Published 03 Apr 2017

There is a metaphorical link missing from the pharmaceutical chain. This infamous gap in communication hampers some healthcare professionals (HCPs) from applying new medical developments in clinical practice.¹ This disconnect is nothing new, but it has been amplified by a mushrooming of information since the start of the Digital Age. How can we decipher the key points (from the wealth of digitally available information) and filter that data to the doctors and multidisciplinary teams who engage with patients daily? How can we challenge established methods of communication to ensure that the momentum of potentially life-saving education reaches HCPs? If we can hone the information and deliver it to HCPs, then we can affect more positive patient outcomes.

Let us imagine that the process from treatment development to clinical application is a stage play.
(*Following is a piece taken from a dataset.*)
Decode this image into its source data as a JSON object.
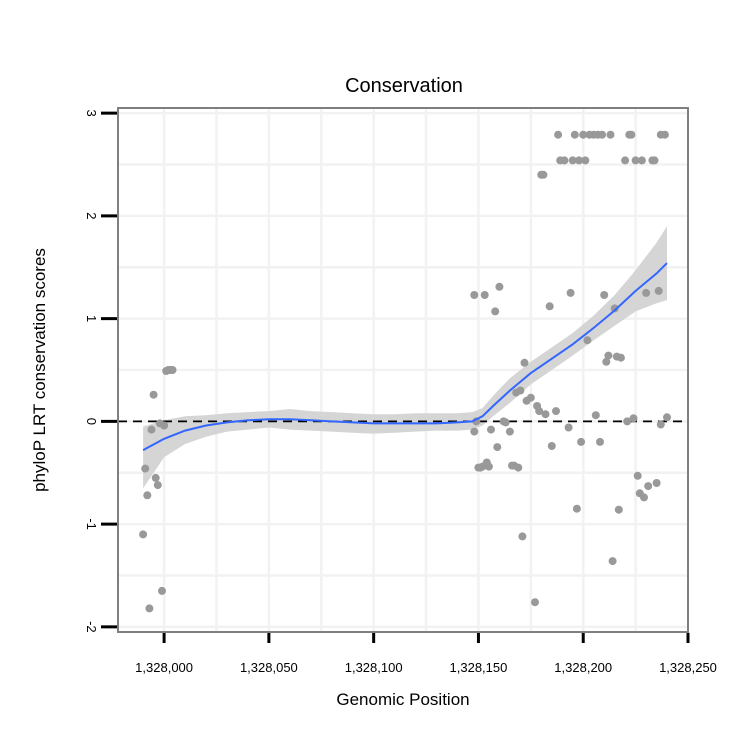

The doctors, who diagnose and treat patients every day, are a company of actors on a global stage. Now imagine the costumes have been altered by researchers and drug developers; the script has been edited by key opinion leaders (KOLs); the lighting has changed due to technological advances. Some of the actors have not been made aware of the updates to the production, those who have are concerned the new costumes might damage their reputation, some are creatures of habit and prefer the familiarity of the old script and others believe the new lighting to be too expensive to affect a positive return. But the play will continue regardless; with so many unmet needs, misperceptions and “old school” views, how can the theatre company deliver an effective and well-oiled production which benefits our patient audience?

There is no single answer, but the solution spotlight almost certainly falls on innovation and collaboration. The necessary innovation requires not only adding to a pre-established framework, but also entirely new ways of thinking. Innovation means challenging the existing limitations. Working with ‘Big Pharma’ is economically intuitive, but collaboration with HCPs, healthcare non-profit organisations, societies and hospitals is an essential part of the process to discover what is happening - and what is lacking - at ground level. After all, should we not be collaborating with those in daily proximity to the patients we are trying to help? Who better understands the sensitivity of the audience than the players themselves?

By their own admission, clinicians are less likely to put their trust in materials they believe to have been created by pharma. Instead, they are inclined to trust materials supported by pharma, in an unbiased manner, via an independent third party (agencies). EPG Health Media’s 2015 HCP Engagement survey reveals only 8% of HCPs attribute significant value to pharmaceutical brand websites, while 55% find medical society or association websites significantly valuable. The survey shows a clear educational gap with 57% of HCP respondents stating they need better access to independent medical websites as a source of medical content. If independent medical education (IME) has the ability to reach, engage and inform clinicians, then could it be a key contributor to bridging the gap between new thinking and everyday practice for improving patient outcomes? Similarly, since healthcare non-profit organisations are largely considered reliable² (because they are not pharma-funded), then collaboration with such groups should be centre-stage in our focus on engagement with HCPs.

In today’s world of connectivity, the long-standing unmet needs of HCPs have never been so evident. The Digital Age is revolutionising medical education in terms of immediacy but, in its vast disparateness and complexity of choice, it has arguably created a larger burden for HCPs. But the show must go on; the challenge now, for successful medical education delivery, is to refine the digital flood of information, then present the relevant data in a trustworthy format with which HCPs can engage. Collaboration with hospitals, HCPs and organisations that HCPs can trust is essential, alongside innovative delivery which does not just adapt what is already there, but adopts an entirely new angle. Only then can we improve patient outcomes; curtain call.


¹ Robert Pearl, M.D., Forbes, 2014. 5 Things preventing technology adoption in health care. [online] Available at: [Accessed 23 March 2017].

² Only 6% HCPs are prevented from accessing independent medical websites for lack of transparency or trust (EPG Health Media’s 2015 HCP Engagement survey).